Das Beispiel In einem Einfamilienhaus mit einer versiegelten Fläche von 150 Quadratmetern werden pro Person und Jahr 40 Kubikmeter Frischwasser zu 2,50 Euro pro Kubikmeter abgenommen.
Vierköpfige Familie Sie nimmt 160Kubikmeter (4 mal 40) ab. Multipliziert mit 2,50 Euro sind das 400Euro Abwassergebühr. Weil das Regenwasser ja nicht extra berechnet wird, wird die Familie bei den unterstellten 30 Prozent für die Regenwasserbeseitigung allein dafür mit 120 Euro belastet.
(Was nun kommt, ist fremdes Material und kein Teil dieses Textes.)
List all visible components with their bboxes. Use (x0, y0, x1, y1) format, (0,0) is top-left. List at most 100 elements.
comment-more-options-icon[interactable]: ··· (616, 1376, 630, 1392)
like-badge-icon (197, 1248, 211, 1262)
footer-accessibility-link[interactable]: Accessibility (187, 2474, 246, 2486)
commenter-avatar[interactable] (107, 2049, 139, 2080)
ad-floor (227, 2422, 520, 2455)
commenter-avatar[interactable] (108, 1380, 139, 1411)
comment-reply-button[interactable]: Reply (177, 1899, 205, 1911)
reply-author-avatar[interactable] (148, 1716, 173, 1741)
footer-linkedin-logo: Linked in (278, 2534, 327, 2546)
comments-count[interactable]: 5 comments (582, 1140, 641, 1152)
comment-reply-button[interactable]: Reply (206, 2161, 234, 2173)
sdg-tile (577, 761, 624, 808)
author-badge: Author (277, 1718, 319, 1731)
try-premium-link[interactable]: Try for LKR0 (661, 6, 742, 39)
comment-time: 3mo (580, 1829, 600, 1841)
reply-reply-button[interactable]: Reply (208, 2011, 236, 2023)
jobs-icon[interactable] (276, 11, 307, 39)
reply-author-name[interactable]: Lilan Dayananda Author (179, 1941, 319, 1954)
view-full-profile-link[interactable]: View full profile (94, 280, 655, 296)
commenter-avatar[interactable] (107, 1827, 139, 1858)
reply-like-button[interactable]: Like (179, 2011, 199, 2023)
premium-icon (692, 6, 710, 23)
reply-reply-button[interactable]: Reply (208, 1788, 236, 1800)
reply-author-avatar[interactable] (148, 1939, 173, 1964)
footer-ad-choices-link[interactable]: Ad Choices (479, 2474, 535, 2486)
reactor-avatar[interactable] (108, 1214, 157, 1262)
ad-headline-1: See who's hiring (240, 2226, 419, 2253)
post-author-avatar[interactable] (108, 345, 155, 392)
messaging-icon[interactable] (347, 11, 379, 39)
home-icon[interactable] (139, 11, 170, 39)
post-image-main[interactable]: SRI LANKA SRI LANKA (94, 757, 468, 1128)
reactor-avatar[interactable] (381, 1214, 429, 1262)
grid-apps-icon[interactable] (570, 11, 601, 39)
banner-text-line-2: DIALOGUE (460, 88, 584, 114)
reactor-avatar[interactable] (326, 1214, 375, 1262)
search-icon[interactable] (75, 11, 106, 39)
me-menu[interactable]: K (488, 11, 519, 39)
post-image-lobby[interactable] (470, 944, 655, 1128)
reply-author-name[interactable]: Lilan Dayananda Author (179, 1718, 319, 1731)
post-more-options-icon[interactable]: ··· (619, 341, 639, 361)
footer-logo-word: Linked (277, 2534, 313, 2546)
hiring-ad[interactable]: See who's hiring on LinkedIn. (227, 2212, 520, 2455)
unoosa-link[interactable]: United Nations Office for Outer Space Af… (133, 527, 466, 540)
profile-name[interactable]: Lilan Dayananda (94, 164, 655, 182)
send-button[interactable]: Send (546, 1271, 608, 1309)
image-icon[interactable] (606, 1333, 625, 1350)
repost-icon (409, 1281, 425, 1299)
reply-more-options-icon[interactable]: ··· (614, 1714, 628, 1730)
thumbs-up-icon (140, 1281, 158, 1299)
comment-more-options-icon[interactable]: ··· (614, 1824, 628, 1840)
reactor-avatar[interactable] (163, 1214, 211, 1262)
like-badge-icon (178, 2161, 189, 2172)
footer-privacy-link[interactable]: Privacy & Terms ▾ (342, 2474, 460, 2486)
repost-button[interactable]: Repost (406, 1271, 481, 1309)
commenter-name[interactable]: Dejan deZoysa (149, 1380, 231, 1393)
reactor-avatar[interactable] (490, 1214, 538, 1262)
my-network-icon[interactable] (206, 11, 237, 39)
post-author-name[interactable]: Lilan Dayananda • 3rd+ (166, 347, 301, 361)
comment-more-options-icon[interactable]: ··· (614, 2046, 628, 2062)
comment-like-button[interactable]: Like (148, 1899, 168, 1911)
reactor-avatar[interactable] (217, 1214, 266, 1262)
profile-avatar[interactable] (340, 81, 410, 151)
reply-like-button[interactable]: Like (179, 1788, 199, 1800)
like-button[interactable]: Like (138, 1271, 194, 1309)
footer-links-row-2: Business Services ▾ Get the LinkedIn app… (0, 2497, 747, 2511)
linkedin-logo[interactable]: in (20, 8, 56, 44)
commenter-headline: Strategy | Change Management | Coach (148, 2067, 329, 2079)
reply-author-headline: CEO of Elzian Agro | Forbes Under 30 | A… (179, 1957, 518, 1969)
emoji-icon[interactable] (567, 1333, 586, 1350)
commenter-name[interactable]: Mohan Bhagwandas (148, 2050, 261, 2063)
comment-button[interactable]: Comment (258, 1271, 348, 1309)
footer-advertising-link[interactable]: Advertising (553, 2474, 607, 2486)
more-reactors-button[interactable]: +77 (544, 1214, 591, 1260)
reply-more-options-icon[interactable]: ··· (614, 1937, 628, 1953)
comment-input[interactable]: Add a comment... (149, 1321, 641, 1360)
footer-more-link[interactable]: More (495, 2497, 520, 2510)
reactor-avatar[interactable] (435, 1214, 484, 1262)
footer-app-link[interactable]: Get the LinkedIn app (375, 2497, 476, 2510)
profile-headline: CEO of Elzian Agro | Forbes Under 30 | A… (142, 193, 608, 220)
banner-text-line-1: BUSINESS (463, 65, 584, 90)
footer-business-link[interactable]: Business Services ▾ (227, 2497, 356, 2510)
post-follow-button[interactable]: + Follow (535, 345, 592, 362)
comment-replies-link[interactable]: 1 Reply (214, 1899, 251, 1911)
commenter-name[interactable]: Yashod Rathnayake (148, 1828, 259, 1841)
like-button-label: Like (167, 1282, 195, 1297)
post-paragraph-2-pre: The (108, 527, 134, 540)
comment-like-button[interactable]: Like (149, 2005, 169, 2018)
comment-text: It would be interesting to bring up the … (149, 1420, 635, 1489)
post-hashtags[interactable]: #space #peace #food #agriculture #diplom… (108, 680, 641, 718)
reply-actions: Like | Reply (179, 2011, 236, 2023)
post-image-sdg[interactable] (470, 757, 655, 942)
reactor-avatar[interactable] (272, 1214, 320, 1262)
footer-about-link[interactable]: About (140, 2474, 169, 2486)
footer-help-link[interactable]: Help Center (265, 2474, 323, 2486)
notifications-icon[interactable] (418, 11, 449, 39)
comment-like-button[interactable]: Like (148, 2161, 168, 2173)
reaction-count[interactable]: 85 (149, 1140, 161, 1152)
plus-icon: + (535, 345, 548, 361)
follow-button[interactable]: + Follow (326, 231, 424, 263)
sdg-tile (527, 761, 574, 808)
Ein-Personen-Haushalt Dieser nimmt nur 40 Kubikmeter Frischwasser ab, zahlt also 100 Euro (40 mal 2,50 Euro). Trotz gleicher Grundstücksgröße und Regenwassereinleitung wie beim Vierpersonenhaushalt wird der Gebührenzahler für die Regenwasserbeseitigung nur mit 30 Prozent dieser 100 Euro, also 30 Euro belastet.